38年間増築が続いた“迷宮の館”
『ウィンチェスターハウス アメリカで最も呪われた屋敷』(2018)
監督:スピエリッグ兄弟
脚本:スピエリッグ兄弟、トム・ヴォーン
出演:ヘレン・ミレン、ジェイソン・クラーク、サラ・スヌーク、アンガス・サンプソン
【作品内容】
銃の呪いに取り憑かれた未亡人が、終わりなき増築に人生を捧げた実話を基に描くゴシックホラー映画。
【注目ポイント】
カリフォルニア州サンノゼにそびえるウィンチェスター・ミステリーハウスは、38年間も途切れることなく増築され続けた奇怪な邸宅だ。廊下の先に扉がない、階段が天井で突き止まるなど、常識外れの構造は、霊媒師から「工事を止めれば命を落とす」と告げられた未亡人サラ・ウィンチェスターが従った結果とされる。これは、ウィンチェスター銃によって奪われた魂を鎮めるための供養でもあった。

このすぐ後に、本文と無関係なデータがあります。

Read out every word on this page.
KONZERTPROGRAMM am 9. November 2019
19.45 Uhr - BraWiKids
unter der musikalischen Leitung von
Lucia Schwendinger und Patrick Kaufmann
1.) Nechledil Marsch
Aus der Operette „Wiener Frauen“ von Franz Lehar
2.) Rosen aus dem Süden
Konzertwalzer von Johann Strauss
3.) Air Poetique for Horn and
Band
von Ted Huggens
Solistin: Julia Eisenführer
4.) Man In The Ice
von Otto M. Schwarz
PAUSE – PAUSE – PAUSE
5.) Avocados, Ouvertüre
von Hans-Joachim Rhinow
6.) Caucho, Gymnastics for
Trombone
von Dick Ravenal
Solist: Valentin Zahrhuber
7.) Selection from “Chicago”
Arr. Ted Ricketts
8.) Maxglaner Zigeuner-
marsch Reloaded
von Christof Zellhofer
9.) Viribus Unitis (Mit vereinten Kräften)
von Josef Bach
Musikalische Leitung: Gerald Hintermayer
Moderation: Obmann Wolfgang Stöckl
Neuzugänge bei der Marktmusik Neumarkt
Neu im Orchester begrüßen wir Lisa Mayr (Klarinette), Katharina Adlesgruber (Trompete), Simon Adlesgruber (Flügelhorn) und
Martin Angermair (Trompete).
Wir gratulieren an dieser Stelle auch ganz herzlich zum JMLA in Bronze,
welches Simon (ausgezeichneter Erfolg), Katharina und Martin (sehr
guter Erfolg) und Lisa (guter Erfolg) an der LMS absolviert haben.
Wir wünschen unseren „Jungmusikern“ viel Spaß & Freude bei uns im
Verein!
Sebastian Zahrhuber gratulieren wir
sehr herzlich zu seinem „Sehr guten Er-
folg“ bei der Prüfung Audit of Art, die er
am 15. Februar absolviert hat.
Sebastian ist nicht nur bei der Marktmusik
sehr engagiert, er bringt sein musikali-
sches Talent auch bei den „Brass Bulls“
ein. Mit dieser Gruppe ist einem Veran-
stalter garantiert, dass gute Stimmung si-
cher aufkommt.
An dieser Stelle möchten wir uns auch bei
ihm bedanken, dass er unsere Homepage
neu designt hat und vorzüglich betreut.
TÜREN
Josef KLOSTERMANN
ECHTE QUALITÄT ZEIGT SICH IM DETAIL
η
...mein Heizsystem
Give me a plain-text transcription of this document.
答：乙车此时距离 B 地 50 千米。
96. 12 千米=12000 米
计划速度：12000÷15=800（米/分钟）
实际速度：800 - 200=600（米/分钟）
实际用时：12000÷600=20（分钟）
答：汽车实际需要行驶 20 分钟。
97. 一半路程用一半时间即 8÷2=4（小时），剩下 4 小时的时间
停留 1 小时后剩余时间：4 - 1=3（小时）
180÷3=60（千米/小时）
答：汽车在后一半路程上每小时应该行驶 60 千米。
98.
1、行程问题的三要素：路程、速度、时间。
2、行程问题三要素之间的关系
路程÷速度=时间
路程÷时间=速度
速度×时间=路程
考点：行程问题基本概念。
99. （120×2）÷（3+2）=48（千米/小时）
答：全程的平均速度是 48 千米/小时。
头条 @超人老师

館内では「窓越しに見知らぬ人物を見た」「写真に白い影が映った」といった怪現象の報告が後を絶たず、数多くの心霊番組でも取り上げられてきた。訪問者の中には「帰宅後も足音がついてきた」と語る者もおり、この屋敷の呪いが外の世界にまで及ぶのではと恐れられている。
現在も館内ツアーは開催されているが、参加者の中には原因不明の頭痛や体調不良を訴える人も多い。廊下や部屋に漂う異様な冷気は、単なる建築物の魅力を超え、死者と共に生きることを強いられた未亡人の心の闇を感じさせる。
映画は、この迷宮的構造と“罪の重さ”を忠実に映像化し、訪れた者に祈りと狂気の入り混じった恐怖を刻み込む。